In text communication service, mobile instant messenger (MIM) has now moved beyond email, SMS and more. With the popularization of smartphones, MIMs which feature no-cost and convenience such as Kakaotalk, Line, and WhatsApp have grown tremendously. Nowadays, numerous people are interacting with MIM, and the range is being used not only for everyday conversations, but also for business communication. As the use of MIM expands, people getting stress from MIM is increasing. In South Korea, the penetration rate of smartphones is over 91%. MIM is used pervasively even in public societies such as schools and companies, and MIM stress has become a serious social problem. We are currently working on a study to understand the phenomenon and cause of MIM stress.
Nowadays, mobile instant messaging (MIM) is a necessity for our private and public lives, but it has also been the cause of stress. In South Korea, MIM stress has become a serious social problem. To understand this stress, we conducted four focus groups with 20 participants under MIM stress. We initially discovered that MIM stress relates to how people perceive the territory in MIM. We then applied proxemics-the theory of human use of space-to the thematic analysis as the rationale.
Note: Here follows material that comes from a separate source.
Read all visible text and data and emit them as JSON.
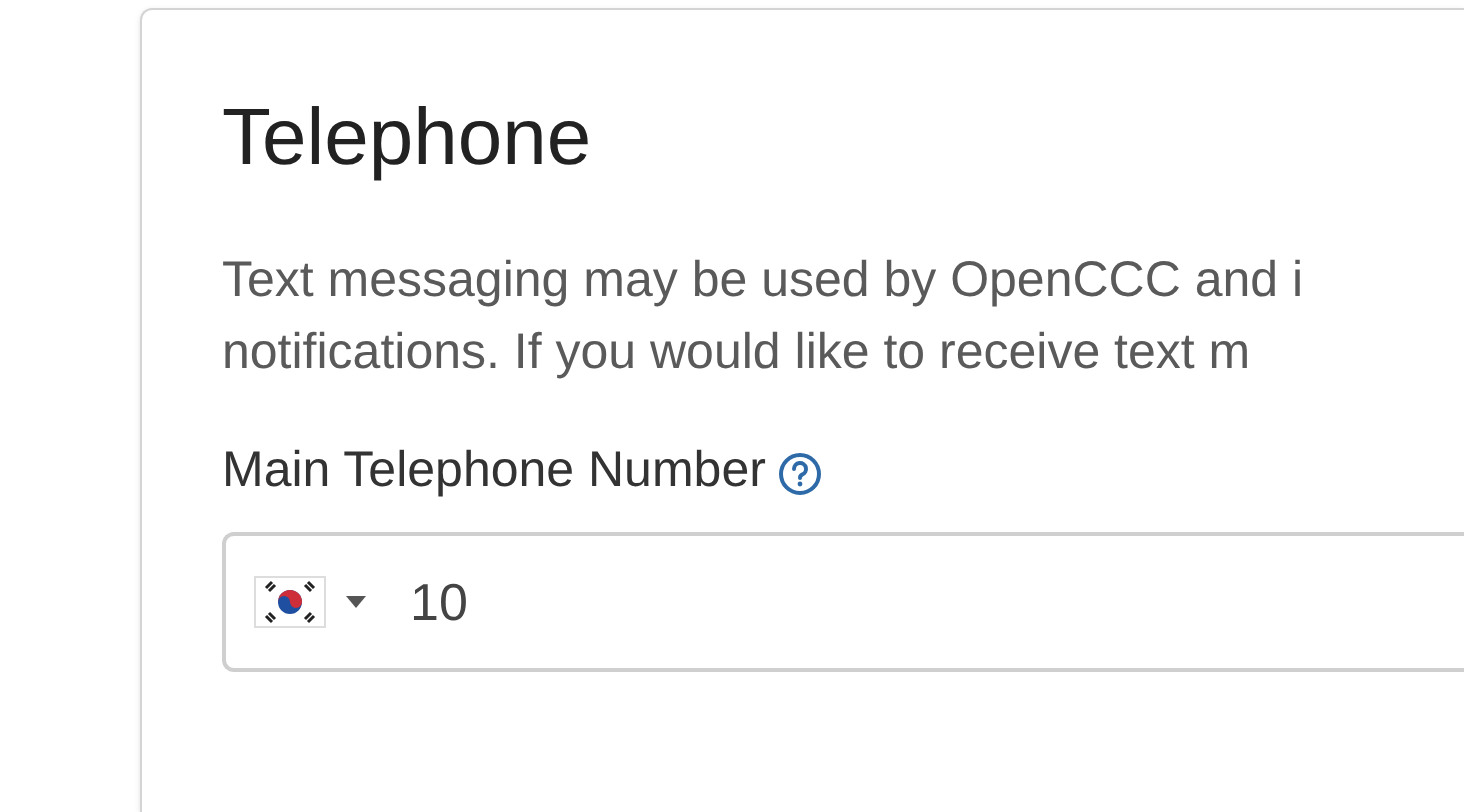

The data revealed two main themes: too close and too crowded. The participants were stressed due to design features that let strangers or crowds into their MIM applications and forced them to interact and share their status with them. Based on this finding, we propose a set of implications for designing anti-stress MIM applications.
People receive a tremendous number of messages through mobile instant messaging (MIM), which generates crowded notifications. This study highlights our attempt to create a new notification rule to reduce this crowdedness, which can be recognized by both senders and recipients. We developed an MIM app that provides only one notification per conversation session, which is a group of consecutive messages distinguished based on a ten-minute silence period. Through the two-week field study, 20,957 message logs and interview data from 17 participants revealed that MIM notifications affect not only the recipients' experiences before opening the app but also the entire conversation experience, including that of the senders. The new notification rule created new social norms for the participants' use of MIM. We report themes about the changes in the MIM experience, which will expand the role of notifications for future MIM apps.